Review: Revenge tale ‘Rattlesnakes’ aspires to neo-noir, but is simply a grind

Jimmy Jean-Louis in a scene from “Rattlesnakes.” Credit: Michael Moriatis/Kew Media Group
Jimmy Jean-Louis in the movie “Rattlesnakes.”
(Kew Media Group)

Revenge drives the grimy, grim thriller “Rattlesnakes,” but it’s impossible for the audience to pick a side. When three men (Jack Coleman, Jay Acovone and Christian Oliver) think that Robert McQueen (Jimmy Jean-Louis, “Toussaint Louverture,” “Heroes Reborn”) is sleeping with their wives, they seek retribution — and take McQueen hostage.

They interrogate and torture the man they suspect of ruining their relationships, and soon learn secrets about McQueen, their marriages and one another. The actions of the night quickly get out of hand, but it doesn’t end quickly enough for the audience.

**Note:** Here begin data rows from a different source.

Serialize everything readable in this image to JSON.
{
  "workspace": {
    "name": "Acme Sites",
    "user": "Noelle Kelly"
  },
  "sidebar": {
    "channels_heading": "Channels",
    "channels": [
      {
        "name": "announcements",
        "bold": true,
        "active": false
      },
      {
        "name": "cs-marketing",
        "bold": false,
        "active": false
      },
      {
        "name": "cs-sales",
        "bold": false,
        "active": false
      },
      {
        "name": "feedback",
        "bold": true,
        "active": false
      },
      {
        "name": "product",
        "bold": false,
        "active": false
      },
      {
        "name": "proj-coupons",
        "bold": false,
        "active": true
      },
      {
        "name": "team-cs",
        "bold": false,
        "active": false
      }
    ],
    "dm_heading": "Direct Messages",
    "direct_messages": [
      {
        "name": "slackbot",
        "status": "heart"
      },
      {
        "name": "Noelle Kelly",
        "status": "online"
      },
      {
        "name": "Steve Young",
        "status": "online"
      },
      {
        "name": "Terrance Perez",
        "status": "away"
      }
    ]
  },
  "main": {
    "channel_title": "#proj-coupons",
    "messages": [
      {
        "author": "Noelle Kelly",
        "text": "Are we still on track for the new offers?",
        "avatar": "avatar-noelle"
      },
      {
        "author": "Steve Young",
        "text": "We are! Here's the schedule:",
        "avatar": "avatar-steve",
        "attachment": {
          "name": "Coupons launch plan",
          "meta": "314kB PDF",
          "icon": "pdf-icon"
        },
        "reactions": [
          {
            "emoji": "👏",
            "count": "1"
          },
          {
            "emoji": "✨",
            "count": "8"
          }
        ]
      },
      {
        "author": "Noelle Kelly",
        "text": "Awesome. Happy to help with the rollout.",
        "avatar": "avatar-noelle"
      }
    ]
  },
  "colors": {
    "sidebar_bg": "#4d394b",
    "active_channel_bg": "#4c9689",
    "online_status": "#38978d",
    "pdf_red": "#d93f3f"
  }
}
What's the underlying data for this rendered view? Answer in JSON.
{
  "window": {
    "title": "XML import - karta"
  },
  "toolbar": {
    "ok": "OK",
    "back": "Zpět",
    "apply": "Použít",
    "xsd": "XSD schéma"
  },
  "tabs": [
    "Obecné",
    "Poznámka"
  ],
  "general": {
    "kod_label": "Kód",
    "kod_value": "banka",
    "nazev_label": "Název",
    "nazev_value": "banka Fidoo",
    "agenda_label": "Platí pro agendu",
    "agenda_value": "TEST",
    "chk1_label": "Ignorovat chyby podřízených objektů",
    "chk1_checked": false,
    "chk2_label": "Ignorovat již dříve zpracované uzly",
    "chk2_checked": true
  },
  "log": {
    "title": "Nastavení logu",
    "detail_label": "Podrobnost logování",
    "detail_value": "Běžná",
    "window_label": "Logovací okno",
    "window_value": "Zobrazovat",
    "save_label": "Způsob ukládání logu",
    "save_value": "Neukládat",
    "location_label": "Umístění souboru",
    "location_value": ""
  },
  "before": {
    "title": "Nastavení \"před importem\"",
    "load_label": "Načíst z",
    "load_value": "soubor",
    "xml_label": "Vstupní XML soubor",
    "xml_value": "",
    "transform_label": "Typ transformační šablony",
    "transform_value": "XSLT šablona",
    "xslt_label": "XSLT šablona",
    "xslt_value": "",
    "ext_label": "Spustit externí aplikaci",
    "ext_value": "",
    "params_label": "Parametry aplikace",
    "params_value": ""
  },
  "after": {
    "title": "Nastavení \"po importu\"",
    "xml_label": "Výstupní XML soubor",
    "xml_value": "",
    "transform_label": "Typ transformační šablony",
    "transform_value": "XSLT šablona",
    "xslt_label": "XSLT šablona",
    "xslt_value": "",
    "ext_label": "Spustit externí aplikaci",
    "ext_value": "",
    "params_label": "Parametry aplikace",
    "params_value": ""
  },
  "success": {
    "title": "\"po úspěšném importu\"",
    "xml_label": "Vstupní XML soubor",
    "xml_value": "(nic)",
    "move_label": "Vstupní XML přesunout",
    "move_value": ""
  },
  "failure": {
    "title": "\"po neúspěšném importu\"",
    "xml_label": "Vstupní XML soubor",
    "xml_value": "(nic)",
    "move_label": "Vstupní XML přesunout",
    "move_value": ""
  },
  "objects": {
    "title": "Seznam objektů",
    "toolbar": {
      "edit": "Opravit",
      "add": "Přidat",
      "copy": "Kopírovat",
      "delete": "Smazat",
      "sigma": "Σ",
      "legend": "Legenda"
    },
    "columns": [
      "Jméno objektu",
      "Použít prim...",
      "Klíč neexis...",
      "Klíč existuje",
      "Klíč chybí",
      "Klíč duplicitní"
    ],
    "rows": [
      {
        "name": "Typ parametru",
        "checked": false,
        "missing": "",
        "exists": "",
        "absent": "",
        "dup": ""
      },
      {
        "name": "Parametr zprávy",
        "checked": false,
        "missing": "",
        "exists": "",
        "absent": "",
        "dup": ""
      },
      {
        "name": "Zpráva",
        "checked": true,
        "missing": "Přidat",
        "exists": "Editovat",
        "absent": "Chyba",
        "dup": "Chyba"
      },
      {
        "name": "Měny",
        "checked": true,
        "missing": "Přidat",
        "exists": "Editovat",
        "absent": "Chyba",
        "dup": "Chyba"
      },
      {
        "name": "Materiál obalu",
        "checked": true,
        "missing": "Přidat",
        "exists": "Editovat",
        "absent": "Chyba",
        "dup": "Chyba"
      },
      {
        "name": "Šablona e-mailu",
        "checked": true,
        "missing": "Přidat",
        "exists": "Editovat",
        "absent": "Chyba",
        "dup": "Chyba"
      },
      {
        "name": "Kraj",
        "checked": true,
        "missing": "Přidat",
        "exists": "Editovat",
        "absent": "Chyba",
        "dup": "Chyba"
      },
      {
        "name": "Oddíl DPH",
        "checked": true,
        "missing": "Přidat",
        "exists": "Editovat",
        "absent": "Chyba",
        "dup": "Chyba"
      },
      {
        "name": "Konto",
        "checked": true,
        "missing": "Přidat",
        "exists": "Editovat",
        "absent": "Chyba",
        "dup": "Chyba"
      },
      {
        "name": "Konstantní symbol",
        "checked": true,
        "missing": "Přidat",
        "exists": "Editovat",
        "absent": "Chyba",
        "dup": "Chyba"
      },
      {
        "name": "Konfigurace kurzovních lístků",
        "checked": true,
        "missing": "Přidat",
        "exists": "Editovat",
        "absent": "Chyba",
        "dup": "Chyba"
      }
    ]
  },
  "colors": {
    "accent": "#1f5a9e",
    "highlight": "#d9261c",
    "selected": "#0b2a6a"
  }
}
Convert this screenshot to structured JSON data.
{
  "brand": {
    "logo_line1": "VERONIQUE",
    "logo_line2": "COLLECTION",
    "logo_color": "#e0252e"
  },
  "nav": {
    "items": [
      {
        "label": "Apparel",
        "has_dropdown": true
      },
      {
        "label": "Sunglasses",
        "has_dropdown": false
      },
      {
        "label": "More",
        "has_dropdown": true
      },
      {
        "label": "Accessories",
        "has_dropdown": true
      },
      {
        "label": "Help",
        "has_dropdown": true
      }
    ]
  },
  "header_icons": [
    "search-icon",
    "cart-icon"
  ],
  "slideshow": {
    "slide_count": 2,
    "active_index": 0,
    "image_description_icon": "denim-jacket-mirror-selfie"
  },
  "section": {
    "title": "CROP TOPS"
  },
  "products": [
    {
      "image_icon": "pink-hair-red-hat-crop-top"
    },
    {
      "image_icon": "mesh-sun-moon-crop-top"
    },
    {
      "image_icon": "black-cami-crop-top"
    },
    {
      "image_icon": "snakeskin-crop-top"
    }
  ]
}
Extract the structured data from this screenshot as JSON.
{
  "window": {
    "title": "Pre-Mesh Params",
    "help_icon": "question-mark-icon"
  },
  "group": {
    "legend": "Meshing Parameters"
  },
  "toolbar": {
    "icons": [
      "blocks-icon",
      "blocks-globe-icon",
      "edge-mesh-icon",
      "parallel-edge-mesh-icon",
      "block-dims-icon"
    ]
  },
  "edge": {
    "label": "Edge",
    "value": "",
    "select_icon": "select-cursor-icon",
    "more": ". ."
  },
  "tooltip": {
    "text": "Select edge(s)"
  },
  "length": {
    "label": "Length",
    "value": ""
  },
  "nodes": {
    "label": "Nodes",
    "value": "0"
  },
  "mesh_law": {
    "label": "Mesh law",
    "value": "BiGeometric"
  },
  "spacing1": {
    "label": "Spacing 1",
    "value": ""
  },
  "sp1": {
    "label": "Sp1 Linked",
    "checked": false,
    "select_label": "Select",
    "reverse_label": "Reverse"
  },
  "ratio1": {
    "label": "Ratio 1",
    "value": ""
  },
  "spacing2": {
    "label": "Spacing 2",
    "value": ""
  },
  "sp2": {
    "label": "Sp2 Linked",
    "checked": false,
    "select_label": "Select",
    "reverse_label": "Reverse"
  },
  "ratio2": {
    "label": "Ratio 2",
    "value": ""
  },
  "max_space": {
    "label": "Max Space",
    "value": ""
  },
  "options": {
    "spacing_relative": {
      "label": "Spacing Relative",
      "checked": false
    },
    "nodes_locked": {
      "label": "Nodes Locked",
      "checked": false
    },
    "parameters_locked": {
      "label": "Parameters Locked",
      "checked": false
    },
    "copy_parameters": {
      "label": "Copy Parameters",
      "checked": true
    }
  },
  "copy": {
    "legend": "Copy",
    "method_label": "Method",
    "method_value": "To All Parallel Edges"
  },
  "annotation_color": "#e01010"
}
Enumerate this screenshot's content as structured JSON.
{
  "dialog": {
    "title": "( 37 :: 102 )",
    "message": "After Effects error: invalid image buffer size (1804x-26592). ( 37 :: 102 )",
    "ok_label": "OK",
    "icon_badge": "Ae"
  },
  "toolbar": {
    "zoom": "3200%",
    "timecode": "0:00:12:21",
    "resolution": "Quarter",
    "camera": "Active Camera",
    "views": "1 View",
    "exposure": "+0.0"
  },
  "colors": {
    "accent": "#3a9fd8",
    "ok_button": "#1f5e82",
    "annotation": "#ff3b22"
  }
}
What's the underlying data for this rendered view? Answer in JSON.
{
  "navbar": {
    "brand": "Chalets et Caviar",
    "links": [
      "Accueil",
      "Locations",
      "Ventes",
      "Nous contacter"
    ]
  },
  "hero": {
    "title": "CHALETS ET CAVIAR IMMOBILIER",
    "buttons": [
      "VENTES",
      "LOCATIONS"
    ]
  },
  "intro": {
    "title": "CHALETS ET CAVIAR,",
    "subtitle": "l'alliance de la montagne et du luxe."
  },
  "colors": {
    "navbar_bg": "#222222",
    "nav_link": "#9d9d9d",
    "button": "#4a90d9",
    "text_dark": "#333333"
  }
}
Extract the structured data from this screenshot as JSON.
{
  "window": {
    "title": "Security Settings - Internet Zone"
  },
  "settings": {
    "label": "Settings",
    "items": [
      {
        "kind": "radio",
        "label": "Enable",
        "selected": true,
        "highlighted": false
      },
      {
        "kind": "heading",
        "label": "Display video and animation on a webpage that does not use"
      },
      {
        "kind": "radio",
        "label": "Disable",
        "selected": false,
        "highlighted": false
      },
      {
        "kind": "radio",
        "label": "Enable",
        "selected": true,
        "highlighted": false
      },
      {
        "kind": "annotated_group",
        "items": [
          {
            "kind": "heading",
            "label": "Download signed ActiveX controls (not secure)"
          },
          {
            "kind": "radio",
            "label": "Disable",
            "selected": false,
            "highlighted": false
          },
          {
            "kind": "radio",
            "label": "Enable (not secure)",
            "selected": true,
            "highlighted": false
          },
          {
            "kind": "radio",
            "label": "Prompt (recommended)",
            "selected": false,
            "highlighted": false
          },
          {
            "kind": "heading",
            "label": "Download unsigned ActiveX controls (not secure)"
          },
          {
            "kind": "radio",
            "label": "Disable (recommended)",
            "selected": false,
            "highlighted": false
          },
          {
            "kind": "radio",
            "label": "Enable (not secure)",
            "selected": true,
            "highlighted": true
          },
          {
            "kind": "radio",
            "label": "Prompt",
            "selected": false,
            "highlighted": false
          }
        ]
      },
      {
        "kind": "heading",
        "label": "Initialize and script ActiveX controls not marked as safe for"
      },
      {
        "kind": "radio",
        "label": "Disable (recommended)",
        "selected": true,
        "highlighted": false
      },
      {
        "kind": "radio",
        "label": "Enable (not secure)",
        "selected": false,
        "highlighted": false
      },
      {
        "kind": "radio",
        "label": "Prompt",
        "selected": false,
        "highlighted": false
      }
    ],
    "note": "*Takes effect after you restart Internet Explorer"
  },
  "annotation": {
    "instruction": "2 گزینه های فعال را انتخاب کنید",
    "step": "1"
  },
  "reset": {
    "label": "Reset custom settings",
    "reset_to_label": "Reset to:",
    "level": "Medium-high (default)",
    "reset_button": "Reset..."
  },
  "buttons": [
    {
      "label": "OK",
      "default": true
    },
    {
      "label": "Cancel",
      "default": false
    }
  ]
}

Based on Graham Farrow’s stage play, the adaptation from writer-director Julius Amedume doesn’t feel constrained by its location and goes beyond its theatrical roots. However, we’re still bound to spend almost 90 minutes with these characters who we neither like nor find compelling.

Amedume’s world is an ugly one, filled with hastily sketched men and a few even flimsier women. Theoretically, this is a character-driven film, but there’s little depth in either the script or the performances. Its plot reveals twist after twist, but none of them feels especially revelatory.


“Rattlesnakes” imagines itself as a neo-noir, but that genre is more evident in its themes of revenge and ambiguous characters rather than in its nondescript style. This is a bland, unpleasant watch, all set to an equally grinding score.